There came a day when Finley brought a 
woman to me on the street and introduced
her as "the widder he was going to marry
soon."
They were both shy on this subject, but I
told them it sounded like a good idea and
hoped they would be happy in their marriage.
About a couple of weeks later, Finley came
in and wanted me to write a letter to the
widder for him.
I wrote the letter and told her, "I have
missed you something awful and hope to see
you soon."
"And now Finley you want me to tell her
you love her."
"Do you think I ort to tell her that?"
"Of course, of course,"
Then I added another line to what I had
written to the widder. 
"And I love you very much."
Later Finley told me she liked that 
letter. From time to time I asked him
about the widder.  Then one day he told me
she "took down sick".
Next time I inquired about Finley's lady
friend, she had died. It was a shattered,
unfulfilled romance.
"Full many a flower is born to blush
unseen and waste it sweetness on the 
desert air."
Finley's romance was born to blush unseen.

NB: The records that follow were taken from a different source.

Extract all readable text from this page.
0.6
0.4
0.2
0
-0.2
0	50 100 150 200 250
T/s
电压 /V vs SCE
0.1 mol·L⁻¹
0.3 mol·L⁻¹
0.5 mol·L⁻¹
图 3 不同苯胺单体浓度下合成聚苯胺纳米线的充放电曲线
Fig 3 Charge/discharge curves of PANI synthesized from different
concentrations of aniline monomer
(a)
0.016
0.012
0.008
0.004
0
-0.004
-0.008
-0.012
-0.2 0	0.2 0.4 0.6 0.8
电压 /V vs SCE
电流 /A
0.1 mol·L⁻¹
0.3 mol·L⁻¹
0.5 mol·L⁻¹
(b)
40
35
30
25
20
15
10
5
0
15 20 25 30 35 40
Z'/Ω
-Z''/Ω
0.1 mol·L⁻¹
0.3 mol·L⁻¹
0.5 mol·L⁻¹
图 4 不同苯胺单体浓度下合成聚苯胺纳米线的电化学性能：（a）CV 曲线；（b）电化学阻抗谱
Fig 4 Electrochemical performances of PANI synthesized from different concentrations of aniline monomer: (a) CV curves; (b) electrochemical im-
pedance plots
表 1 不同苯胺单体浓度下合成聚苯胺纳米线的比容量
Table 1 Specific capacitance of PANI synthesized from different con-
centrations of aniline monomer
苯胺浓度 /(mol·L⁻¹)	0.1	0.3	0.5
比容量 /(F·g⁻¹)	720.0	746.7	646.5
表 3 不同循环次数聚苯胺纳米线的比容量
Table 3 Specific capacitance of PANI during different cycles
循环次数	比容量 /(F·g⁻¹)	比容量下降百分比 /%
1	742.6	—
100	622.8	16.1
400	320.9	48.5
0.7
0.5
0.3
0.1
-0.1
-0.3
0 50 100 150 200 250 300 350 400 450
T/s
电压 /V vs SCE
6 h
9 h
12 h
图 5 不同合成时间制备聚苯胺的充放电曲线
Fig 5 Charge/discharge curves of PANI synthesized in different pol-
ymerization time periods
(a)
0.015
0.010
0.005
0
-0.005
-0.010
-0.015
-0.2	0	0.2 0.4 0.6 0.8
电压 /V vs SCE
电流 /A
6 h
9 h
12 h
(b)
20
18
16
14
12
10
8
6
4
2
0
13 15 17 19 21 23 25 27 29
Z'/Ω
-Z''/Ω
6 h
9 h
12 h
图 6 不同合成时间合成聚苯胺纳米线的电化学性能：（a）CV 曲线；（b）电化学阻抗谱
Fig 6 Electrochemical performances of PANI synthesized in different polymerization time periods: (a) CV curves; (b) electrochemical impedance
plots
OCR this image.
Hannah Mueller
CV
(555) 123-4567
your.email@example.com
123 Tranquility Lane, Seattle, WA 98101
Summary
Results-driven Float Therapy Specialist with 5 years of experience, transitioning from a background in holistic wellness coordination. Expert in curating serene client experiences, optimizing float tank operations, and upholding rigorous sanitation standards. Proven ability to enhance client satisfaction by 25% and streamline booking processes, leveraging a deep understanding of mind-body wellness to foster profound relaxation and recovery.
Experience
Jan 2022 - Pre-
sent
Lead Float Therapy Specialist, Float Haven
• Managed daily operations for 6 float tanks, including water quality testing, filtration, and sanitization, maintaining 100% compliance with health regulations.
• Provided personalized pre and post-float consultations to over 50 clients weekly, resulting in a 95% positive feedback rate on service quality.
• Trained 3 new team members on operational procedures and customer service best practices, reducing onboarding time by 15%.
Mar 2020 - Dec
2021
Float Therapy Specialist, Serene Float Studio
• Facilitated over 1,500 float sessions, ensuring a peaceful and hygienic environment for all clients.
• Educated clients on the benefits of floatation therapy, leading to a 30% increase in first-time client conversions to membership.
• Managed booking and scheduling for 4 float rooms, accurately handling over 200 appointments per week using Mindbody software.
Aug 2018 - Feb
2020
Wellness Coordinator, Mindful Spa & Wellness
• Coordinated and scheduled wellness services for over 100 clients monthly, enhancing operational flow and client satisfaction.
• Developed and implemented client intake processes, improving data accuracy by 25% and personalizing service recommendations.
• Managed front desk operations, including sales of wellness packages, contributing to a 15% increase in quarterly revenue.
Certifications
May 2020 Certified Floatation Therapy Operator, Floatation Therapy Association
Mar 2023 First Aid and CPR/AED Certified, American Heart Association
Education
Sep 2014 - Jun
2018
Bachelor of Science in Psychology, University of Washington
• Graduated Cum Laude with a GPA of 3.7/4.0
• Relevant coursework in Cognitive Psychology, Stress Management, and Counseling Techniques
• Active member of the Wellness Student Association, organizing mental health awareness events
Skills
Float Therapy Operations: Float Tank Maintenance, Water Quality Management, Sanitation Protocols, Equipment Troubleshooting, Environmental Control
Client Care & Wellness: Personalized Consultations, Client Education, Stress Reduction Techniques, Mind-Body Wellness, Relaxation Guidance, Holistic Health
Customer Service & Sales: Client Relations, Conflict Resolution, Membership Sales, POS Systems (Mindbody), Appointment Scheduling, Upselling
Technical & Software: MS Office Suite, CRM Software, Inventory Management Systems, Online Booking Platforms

It was not meant to be I suppose.
I kept missing Finley on Saturdays in 
town. Finally I saw his son and inquired
about Finley.
"Well, Pa died some time ago. We had his
funeral and buried him."
"I wish I had known. I would have attended
his funeral. He was my friend."
"Shore. I knowed he was. He talked about
and said you had been a good friend to
him."   
Finley Huddleston, a one-legged coal
 miner who was my friend.
And now the Lord will supply all his needs.